February 2, 2007

MUSIC REVIEW; A Blend of New and Old Germanic Expressionism

By ALLAN KOZINN

The Argento Chamber Ensemble has been in business since 2000, but its players look as if they are only moments out of conservatory. They play that way too -- in a good way. Their technical polish lets them move easily through the rhythmic and harmonic thickets of the contemporary styles that are their specialty, but they also bring to their performances the kind of unsettled, restless energy that seems a special province of the young.
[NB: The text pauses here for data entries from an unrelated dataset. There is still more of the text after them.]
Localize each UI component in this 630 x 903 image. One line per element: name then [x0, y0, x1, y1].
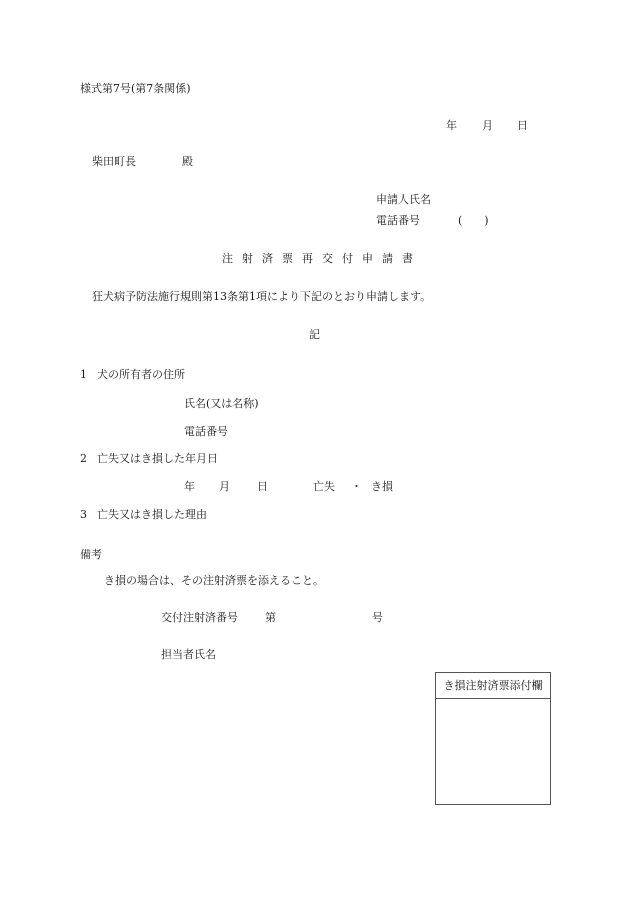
date-year: 年 — [446, 119, 457, 133]
attachment-box-header: き損注射済票添付欄 — [436, 673, 550, 699]
item-2-year: 年 — [184, 480, 195, 494]
ki-heading: 記 — [309, 328, 320, 342]
tag-number-prefix: 第 — [265, 611, 276, 625]
remarks-text: き損の場合は、その注射済票を添えること。 — [104, 574, 324, 588]
applicant-phone-label: 電話番号 — [376, 214, 420, 228]
attachment-box: き損注射済票添付欄 — [435, 672, 551, 805]
item-2-choice-damage: き損 — [371, 480, 393, 494]
item-2-choice-loss: 亡失 — [313, 480, 335, 494]
item-1-sub-name: 氏名(又は名称) — [184, 397, 259, 411]
addressee-name: 柴田町長 — [92, 155, 136, 169]
item-3-number: 3 — [80, 508, 87, 522]
form-number: 様式第7号(第7条関係) — [80, 82, 191, 96]
item-1-label: 犬の所有者の住所 — [97, 368, 185, 382]
item-1-number: 1 — [80, 368, 87, 382]
item-2-choice-sep: ・ — [351, 480, 362, 494]
applicant-name-label: 申請人氏名 — [376, 193, 431, 207]
applicant-phone-parens: ( ) — [458, 214, 489, 228]
document-title: 注射済票再交付申請書 — [222, 252, 422, 266]
remarks-heading: 備考 — [80, 548, 102, 562]
item-2-label: 亡失又はき損した年月日 — [97, 452, 218, 466]
item-3-label: 亡失又はき損した理由 — [97, 508, 207, 522]
date-month: 月 — [482, 119, 493, 133]
intro-text: 狂犬病予防法施行規則第13条第1項により下記のとおり申請します。 — [92, 290, 431, 304]
item-1-sub-phone: 電話番号 — [184, 425, 228, 439]
staff-name-label: 担当者氏名 — [161, 648, 216, 662]
tag-number-label: 交付注射済番号 — [161, 611, 238, 625]
tag-number-suffix: 号 — [372, 611, 383, 625]
item-2-month: 月 — [219, 480, 230, 494]
item-2-number: 2 — [80, 452, 87, 466]
date-day: 日 — [517, 119, 528, 133]
item-2-day: 日 — [257, 480, 268, 494]
addressee-honorific: 殿 — [182, 155, 193, 169]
Michel Galante, the group's conductor, is able to transform these warring qualities into readings that make even relatively static pieces sound dynamic and charged.

The ensemble's program at Merkin Concert Hall on Wednesday evening was planned as a survey of German and Austrian Expressionism, and that's mostly what it was. Kimmy Szeto's spare, woodwind-heavy chamber orchestra arrangement of the Prelude and Liebestod from Wagner's ''Tristan und Isolde'' offered a glimpse at the style's direct precursor. And a thrillingly gritty, acid-tinged account of Schoenberg's early Chamber Symphony No. 1 caught Expressionism in full flower.

Both these oldies (the Schoenberg had its premiere a century ago) were played after the intermission. The first half of the program looked at more recent works that arguably have roots in Expressionism, yet veer away sharply. Karlheinz Stockhausen's ''Kleine Harlekin'' (1975) hints at Schoenberg's ''Pierrot Lunaire'' but is a brighter, flightier work for solo clarinet with occasional percussion support. Carol McGonnell played it with graceful virtuosity, but it was hard not to compare her amusing but often marchy stage movement with the slinkier, more supple performances Jean Kopperud gave of the full version (''Harlekin,'' without the ''Kleine'') in the 1980s.

Georg Friedrich Haas's ''Nach-Ruf ent-gleitend '' (1999) and Wolfgang Rihm's ''Chiffre VI'' (1985) appropriate the dark hues and foreboding atmosphere of early Schoenberg, but these composers' works otherwise inhabit a universe far removed from Expressionism's heated emotionalism.

In Mr. Haas's score, the violin and high woodwinds play piercing tones that quickly evolve into microtonal clusters, against which a fragmentary, melancholy viola line creates a subdued narrative. And Mr. Rihm's work is a marvelously noisy tapestry of sound bursts, ranging from elephantlike horn blasts to the sepulchral growl of a contrabassoon.

To this entirely Germanic blend, the group added a French work at the last minute, Tristan Murail's attractively mysterious ''Feuilles à Travers les Cloches'' (1998). Its dependence on sound color and atmosphere rather than syntax and forward movement put it on common ground with the Haas and Rihm scores. But it was added to celebrate the release this week of the group's first CD, an all-Murail program, on the Aeon label.

That's a sensible enough motive, but you have to wonder: with a CD due out the week of its concert, why didn't the group devote its program to the French Spectralists, of which Mr. Murail is the best known, instead of the Expressionists?